Thursday, 31 October 2013
#CBR Book 130. "Love and Other Scandals" by Caroline Linden
Rating: 2.5 stars
Miss Joan Bennet is dangerously close to being on the shelf, and the only thing close to romance she is experiencing is in literary form. Her mother keeps dressing her in the height of fashion, yet her with her tall, curvy figure, she looks like an idiot. At social gatherings and balls, she's a constant wallflower. She'd love to be noticed, by anyone at all. Except possibly Lord Tristan Burke, her brother's best friend and a notorious rake. Lord Burke thinks Joan is a bossy Fury, who's made it her life's mission to torment her brother as much as possible. But when Joan's parents have to go to the seaside for Joan's mother to convalesce, and Joan's brother is sent away to see to repairs on the family estate, he asks Lord Burke to make sure Joan stays out of trouble.
Joan's eccentric and slightly scandalous aunt comes to stay with her, and soon Joan has a new and improved wardrobe which flatters her rather than makes her look like a gaudy umbrella. Lord Burke, who has already discovered that the best way to shut his best friend's bossy and opinionated sister up is by kissing her senseless, is suddenly starting to consider whether he may not have to change his mind about what a chore it is to have to entertain her while her family are out of town.
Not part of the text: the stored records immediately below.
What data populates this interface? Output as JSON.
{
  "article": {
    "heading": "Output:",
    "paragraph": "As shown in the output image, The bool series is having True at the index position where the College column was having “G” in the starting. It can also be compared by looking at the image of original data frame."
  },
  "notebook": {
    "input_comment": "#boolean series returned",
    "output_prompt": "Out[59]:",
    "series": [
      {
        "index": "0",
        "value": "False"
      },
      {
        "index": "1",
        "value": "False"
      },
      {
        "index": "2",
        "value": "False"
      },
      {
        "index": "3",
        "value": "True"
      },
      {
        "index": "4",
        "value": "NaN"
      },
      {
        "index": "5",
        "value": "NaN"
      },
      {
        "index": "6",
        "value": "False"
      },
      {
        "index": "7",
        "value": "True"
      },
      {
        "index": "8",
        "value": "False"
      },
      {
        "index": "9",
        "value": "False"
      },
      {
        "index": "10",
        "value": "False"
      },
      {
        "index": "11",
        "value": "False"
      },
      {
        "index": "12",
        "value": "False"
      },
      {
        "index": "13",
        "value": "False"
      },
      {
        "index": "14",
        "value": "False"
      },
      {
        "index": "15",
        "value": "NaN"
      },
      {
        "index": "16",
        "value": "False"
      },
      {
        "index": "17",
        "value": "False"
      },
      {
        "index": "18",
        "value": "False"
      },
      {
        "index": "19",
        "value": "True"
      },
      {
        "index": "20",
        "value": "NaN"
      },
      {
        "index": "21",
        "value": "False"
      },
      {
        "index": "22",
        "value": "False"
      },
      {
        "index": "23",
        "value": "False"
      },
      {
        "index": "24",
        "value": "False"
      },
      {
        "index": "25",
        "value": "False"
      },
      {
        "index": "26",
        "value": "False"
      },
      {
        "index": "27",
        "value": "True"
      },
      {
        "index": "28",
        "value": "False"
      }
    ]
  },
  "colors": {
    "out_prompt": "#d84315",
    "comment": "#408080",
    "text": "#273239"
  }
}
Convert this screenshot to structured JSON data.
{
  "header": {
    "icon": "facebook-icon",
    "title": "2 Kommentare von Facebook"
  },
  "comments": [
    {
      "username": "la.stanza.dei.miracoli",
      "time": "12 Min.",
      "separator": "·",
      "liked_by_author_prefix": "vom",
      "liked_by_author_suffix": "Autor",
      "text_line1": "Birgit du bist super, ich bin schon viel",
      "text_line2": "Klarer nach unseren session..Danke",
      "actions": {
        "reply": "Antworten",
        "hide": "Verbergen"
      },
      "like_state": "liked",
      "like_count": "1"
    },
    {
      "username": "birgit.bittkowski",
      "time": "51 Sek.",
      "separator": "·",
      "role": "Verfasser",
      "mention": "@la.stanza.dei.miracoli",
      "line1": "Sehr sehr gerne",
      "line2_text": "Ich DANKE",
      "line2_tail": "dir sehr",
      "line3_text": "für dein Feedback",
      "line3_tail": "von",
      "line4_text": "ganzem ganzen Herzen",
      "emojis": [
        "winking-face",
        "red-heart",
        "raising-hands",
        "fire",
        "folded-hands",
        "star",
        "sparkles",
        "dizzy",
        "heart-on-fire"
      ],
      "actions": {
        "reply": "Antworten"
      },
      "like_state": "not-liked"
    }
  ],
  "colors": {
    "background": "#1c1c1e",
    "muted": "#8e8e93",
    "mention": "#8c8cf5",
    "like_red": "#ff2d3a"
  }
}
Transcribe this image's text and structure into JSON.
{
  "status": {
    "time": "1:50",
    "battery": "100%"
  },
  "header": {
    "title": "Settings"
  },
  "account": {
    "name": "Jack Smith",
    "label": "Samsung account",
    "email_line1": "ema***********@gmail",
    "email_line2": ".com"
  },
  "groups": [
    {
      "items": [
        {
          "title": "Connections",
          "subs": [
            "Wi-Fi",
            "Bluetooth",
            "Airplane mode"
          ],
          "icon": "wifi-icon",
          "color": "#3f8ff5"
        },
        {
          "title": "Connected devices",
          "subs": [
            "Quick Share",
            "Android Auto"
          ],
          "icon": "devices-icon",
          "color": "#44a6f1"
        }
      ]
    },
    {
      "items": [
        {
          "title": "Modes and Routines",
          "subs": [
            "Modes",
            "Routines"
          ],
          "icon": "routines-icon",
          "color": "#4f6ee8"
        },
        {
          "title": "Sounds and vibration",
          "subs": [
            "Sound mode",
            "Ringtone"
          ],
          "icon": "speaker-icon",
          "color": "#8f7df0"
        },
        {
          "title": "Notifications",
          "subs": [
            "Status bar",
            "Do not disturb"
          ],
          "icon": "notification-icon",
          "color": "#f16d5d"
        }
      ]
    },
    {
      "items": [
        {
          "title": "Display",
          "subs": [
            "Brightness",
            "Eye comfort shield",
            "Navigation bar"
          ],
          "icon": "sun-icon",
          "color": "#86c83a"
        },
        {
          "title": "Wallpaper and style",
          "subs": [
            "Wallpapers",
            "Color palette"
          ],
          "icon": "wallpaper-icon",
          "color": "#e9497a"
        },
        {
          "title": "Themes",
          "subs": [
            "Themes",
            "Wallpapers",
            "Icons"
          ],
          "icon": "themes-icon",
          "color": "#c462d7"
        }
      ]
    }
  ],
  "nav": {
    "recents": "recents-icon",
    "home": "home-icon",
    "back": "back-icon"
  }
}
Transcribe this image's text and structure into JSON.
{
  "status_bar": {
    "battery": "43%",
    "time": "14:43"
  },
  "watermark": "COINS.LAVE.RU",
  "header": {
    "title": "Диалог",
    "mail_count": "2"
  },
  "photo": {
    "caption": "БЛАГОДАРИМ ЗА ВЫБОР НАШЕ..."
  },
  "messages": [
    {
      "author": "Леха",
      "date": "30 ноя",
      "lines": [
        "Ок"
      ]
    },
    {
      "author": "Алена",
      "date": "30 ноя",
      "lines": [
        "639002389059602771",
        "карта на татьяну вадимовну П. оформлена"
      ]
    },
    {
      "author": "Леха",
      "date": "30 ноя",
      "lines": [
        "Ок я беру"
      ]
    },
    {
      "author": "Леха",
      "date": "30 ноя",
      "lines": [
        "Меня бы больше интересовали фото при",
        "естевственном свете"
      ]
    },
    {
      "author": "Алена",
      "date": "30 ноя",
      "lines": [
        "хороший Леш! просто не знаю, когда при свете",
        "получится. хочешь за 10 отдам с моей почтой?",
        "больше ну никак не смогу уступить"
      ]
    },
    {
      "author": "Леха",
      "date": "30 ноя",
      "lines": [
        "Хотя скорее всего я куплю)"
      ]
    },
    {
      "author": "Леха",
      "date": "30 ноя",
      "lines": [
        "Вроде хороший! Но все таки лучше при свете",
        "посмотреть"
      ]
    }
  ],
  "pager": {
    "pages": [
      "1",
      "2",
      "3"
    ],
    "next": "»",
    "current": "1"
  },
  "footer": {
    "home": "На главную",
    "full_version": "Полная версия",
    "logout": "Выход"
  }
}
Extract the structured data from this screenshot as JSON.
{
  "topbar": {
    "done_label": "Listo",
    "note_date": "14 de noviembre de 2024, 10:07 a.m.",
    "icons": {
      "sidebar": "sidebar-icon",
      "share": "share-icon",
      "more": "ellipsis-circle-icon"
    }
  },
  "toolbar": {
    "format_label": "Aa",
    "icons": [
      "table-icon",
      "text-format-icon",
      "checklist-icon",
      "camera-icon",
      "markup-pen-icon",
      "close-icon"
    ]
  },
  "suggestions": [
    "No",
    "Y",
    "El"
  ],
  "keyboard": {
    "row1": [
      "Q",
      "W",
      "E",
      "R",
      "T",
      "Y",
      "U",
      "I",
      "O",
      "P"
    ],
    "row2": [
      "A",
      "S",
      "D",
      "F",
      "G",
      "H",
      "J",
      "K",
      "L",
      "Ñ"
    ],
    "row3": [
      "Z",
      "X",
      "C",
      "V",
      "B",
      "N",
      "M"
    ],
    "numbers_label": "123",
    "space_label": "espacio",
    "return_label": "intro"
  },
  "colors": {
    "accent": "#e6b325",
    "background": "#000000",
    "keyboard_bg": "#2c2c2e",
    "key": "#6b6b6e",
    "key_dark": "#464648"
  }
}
I really liked Caroline Linden's The Truth About the Duke trilogy, which I read earlier this year. Romance is also a good choice for the 24 hour Read-a-Thon, as the books tend to be frothy and easy to read. There just wasn't all that much to this book. Having finished this book about two and a half weeks' ago, I was actually having to struggle to remember the plot for the two paragraphs of summary. There is no great conflict. Joan and Tristan met for the first time as children, because Tristan is Joan's brother's best friend. Tristan was orphaned and raised by his horrible relatives, and has always envied the Bennet family their closeness. He's a rake, he doesn't think he wants commitment. Joan reads romance, in particular a smutty story in eagerly awaited instalments called 50 Ways to Sin (yes, exactly. See what she did there?) and thinks she knows what to expect from romance and sex because of it. They bicker, then Tristan kisses her once to shut her up (because that's always charming) and from there it's pretty much insta-lust.
There was nothing much to distinguish any of the characters or make me care about them and their romance. Caroline Linden isn't a bad writer, as such, so there were some fun descriptions and some witty banter on occasion, but every time I was starting to think that maybe the book wasn't so meh after all, up popped a mention of the 50 Ways to Sin again, and made me want to rage-quit the book. By no means a bad romance novel, merely mediocre, and really rather forgettable. If you want good romance to read, give this one a miss, and take a look at my Top 100 romances instead.